After he moved to Chicago in July, Ads-Up put him in touch with Lisanne, a behavioural neuroscientist who relocated from Melbourne six years ago. At their first meeting in downtown Chicago, she brought him an umbrella for the notoriously brutal weather and a radio so he could listen to music. “I asked him if he listens to the news and he said he doesn’t anymore,” says Lisanne. “I can empathise with that.

“I was very pleased to meet an Australian,” says Anwar. “She was friendly and she helps me so much. My hope for six years was to come to Australia; I’m so happy that finally my life has one Australian [in it].” Now he plans to find a job and get his GED, but his biggest dream is to see his parents and siblings, who are living in a refugee camp outside Bangladesh. “I left my country more than seven years [ago],” he says. “Now, I wish to live a simple, normal life with my family.”


Mona Taheridost, 37, and Nicole East, 39

North Carolina

After years of terror and torment, Mona is rebuilding her life with the help of Nicole, who she calls “her angel”.

When Nicole texted Mona about meeting up at a local cafe, a new friend was the last thing on her mind. “I had no idea what to expect,” says Nicole, a brand manager who moved from Queensland to North Carolina seven years ago. “But Mona and I instantly got on, we clicked.”

Mona had fled her home country of Iran in 2013 because she’s Christian, and religious minorities are routinely harassed and imprisoned there. On Nauru, she was told that she would never be resettled in Australia because she had come by boat. Mona says she spent the next five years questioning why. “I asked myself, what’s the difference? We are all human.”
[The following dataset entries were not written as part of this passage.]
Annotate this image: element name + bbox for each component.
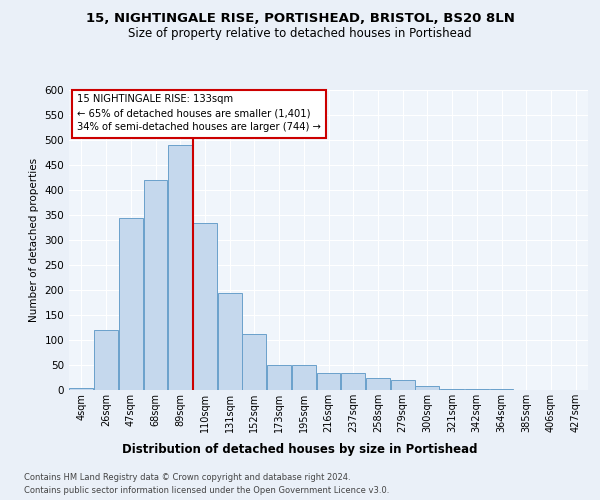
Text: Contains public sector information licensed under the Open Government Licence v3: Contains public sector information licen… bbox=[24, 486, 389, 495]
Bar bbox=[193, 222, 217, 390]
Bar bbox=[415, 386, 439, 390]
Text: Contains HM Land Registry data © Crown copyright and database right 2024.: Contains HM Land Registry data © Crown c… bbox=[24, 472, 350, 482]
Bar bbox=[143, 180, 167, 390]
Bar bbox=[490, 389, 514, 390]
Bar bbox=[70, 388, 94, 390]
Bar bbox=[267, 365, 291, 390]
Bar bbox=[440, 388, 464, 390]
Bar bbox=[168, 145, 192, 390]
Bar bbox=[317, 372, 340, 390]
Text: 15, NIGHTINGALE RISE, PORTISHEAD, BRISTOL, BS20 8LN: 15, NIGHTINGALE RISE, PORTISHEAD, BRISTO… bbox=[86, 12, 514, 26]
Bar bbox=[391, 380, 415, 390]
Text: Distribution of detached houses by size in Portishead: Distribution of detached houses by size … bbox=[122, 442, 478, 456]
Text: 15 NIGHTINGALE RISE: 133sqm
← 65% of detached houses are smaller (1,401)
34% of : 15 NIGHTINGALE RISE: 133sqm ← 65% of det… bbox=[77, 94, 320, 132]
Bar bbox=[119, 218, 143, 390]
Bar bbox=[242, 334, 266, 390]
Bar bbox=[366, 378, 390, 390]
Text: Size of property relative to detached houses in Portishead: Size of property relative to detached ho… bbox=[128, 28, 472, 40]
Bar bbox=[341, 372, 365, 390]
Y-axis label: Number of detached properties: Number of detached properties bbox=[29, 158, 39, 322]
Bar bbox=[94, 330, 118, 390]
Bar bbox=[292, 365, 316, 390]
Bar bbox=[465, 389, 489, 390]
Bar bbox=[218, 292, 242, 390]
When Mona found out that she’d been approved to resettle in the US, her first response was disbelief, then joy. Though the past two years have been difficult, Mona says Nicole has helped her through her lowest moments and refers to her as “my angel”. She now works at a department store and paints in her spare time. One painting of a ballet dancer is particularly special; she had imagined it while living in Iran but wasn’t able to depict a woman’s uncovered form. The piece now hangs on Nicole’s bedroom wall as a reminder of how far her friend has come. “After everything she’s been through, she talks about how blessed she is,” says Nicole. “It’s inspiring to watch someone rebuild themselves. It really makes you check yourself. You think, if she feels blessed, then I certainly should.”